Sgt. Frank Swiggart, a 23-year veteran of law enforcement, officially entered the race for Merced County sheriff on Friday.
Swiggart, 47, made his announcement in front of the Merced County Peace Officers Memorial while surrounded by family, friends and supporters.
“On the heels of a year with record homicides, we were only a few hours into the new year when Merced experienced its first murder,” he said, in his speech. “Ladies and gentlemen, it’s time to stop talking in circles around problems and start doing what is necessary to keep residents safe.”
For three years, Swiggart has been head of the Merced Community College Police Department, which is operated by the Sheriff’s Department.
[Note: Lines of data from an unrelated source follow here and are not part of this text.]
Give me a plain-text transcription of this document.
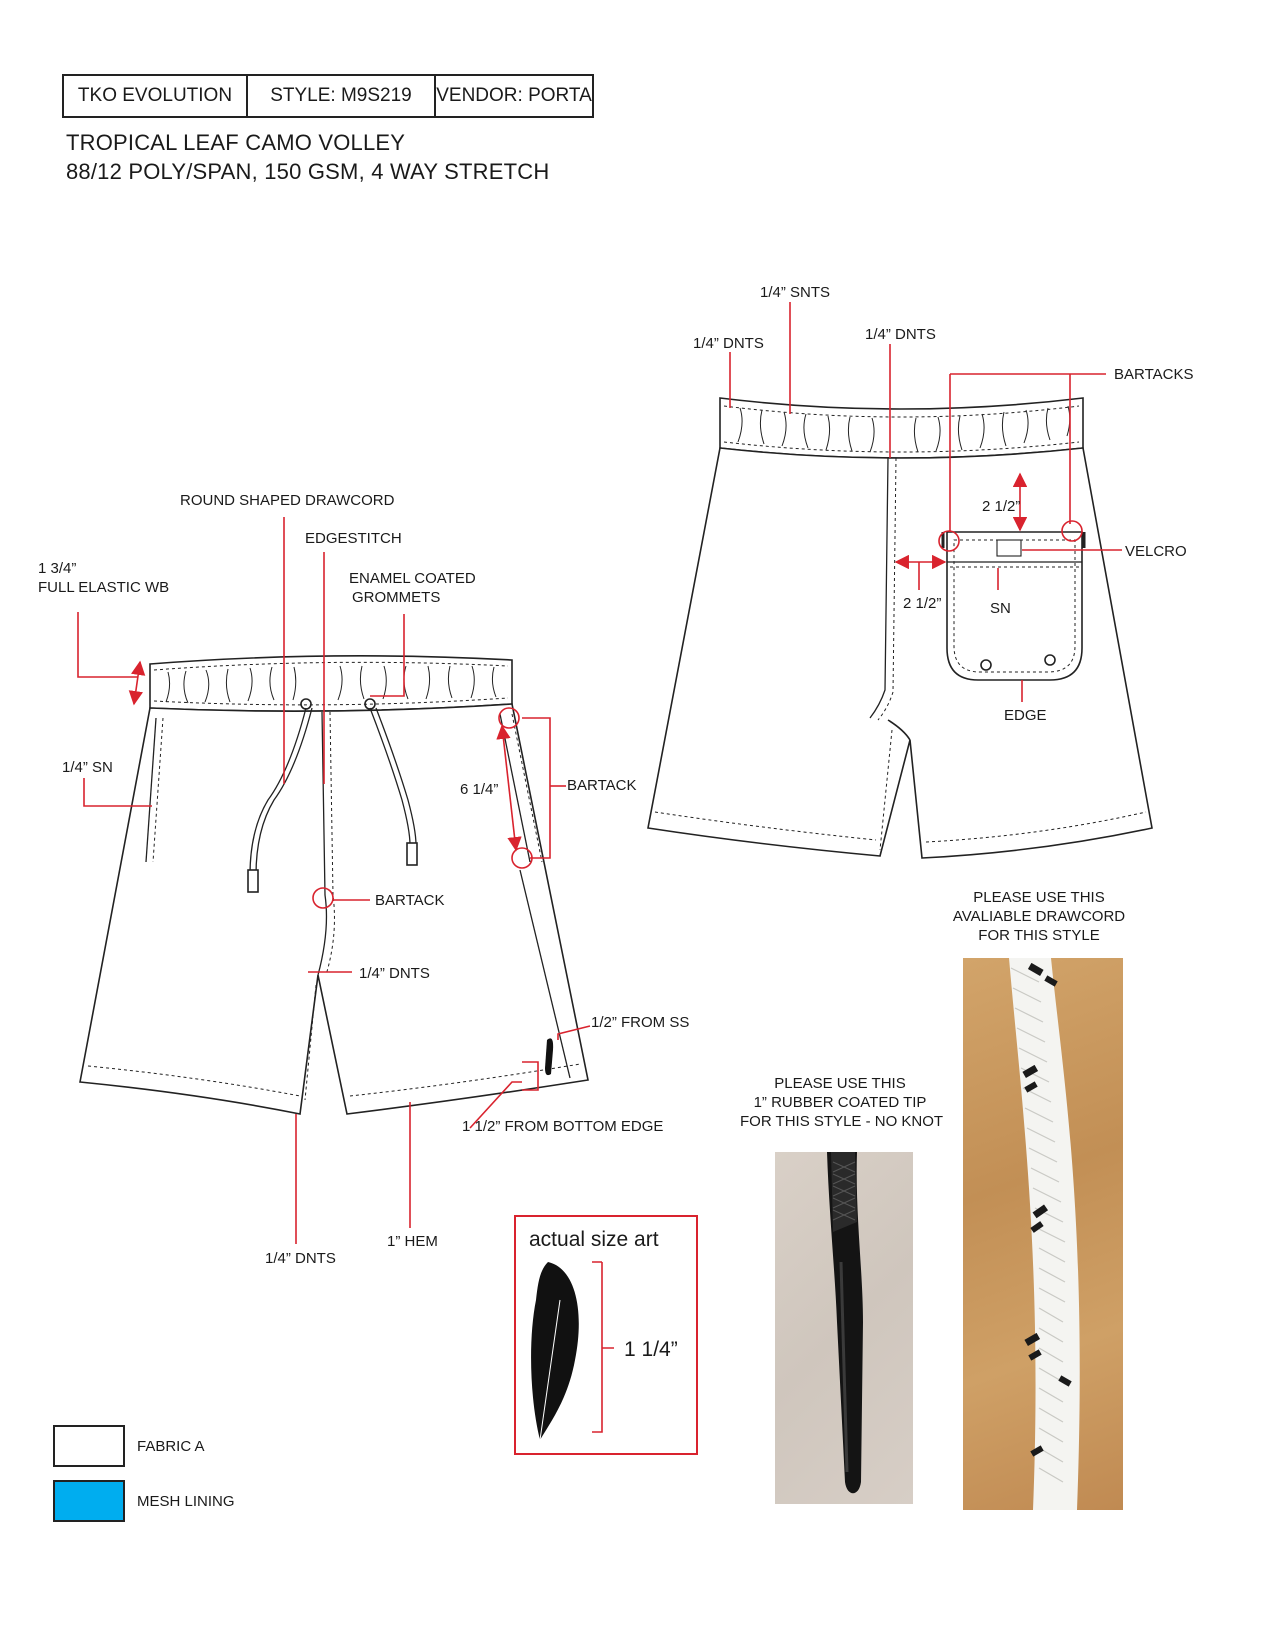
TKO EVOLUTION	STYLE: M9S219	VENDOR: PORTA
TROPICAL LEAF CAMO VOLLEY
88/12 POLY/SPAN, 150 GSM, 4 WAY STRETCH
ROUND SHAPED DRAWCORD
EDGESTITCH
ENAMEL COATED
GROMMETS
1 3/4”
FULL ELASTIC WB
1/4” SN
6 1/4”	BARTACK
BARTACK
1/4” DNTS
1/2” FROM SS
1 1/2” FROM BOTTOM EDGE
1/4” DNTS
1” HEM
1/4” SNTS
1/4” DNTS
1/4” DNTS
BARTACKS
2 1/2”
VELCRO
2 1/2”	SN
EDGE
PLEASE USE THIS
AVALIABLE DRAWCORD
FOR THIS STYLE
PLEASE USE THIS
1” RUBBER COATED TIP
FOR THIS STYLE - NO KNOT
actual size art
1 1/4”
FABRIC A
MESH LINING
His job includes supervising the police department for both the Merced and Los Banos campuses.
Swiggart’s career started in 1990 when he became a reserve deputy of the Sheriff’s Department. He also served as a detective and deputy before taking on the sergeant’s role.
During his speech, Swiggart said the county faces “numerous” challenges, including drug and gang problems and Assembly Bill 109, which aims to reduce prison overpopulation by allowing nonserious, non-violent and nonsexual offenders to serve their time in county jails instead of state prisons.
“When elected, my first order of business will be to give more resources and direction for our front-line unit,” he said.
Four others have declared their intentions to run for the office.
Senior Sgt. Rich Howard, 43, who has confirmed intentions to run, is the supervisor of the Merced County Multi-Agency Narcotics Task Force.
Pat Lunney, 66, has been chief of investigations for the Merced County District Attorney’s Office since 2008. He also served as chief of the Merced Police Department for 15 years.
Livingston City Councilman Jim Soria confirmed his plans to run for sheriff this month. The 45-year-old said he has more than 25 years of experience in public safety and law enforcement, serving in the Newman, Ceres, Mendota and Dos Palos police departments.
Vern Warnke, a retired senior sergeant and part-time deputy for the Sheriff’s Department, pulled papers at the end of December. Warnke, 55, retired from the Sheriff’s Department in 2008 after 29 years and now works as a part-time deputy.
Undersheriff Tom Cavallero was appointed last month to finish the term of the outgoing sheriff, Mark Pazin, who was appointed to head the California Governor’s Office of Emergency Services Law Enforcement Branch. Cavallero has said he does not intend to run for the office in November.
The salary range for sheriff is $133,952 to $163,092 per year, according to Merced County’s website.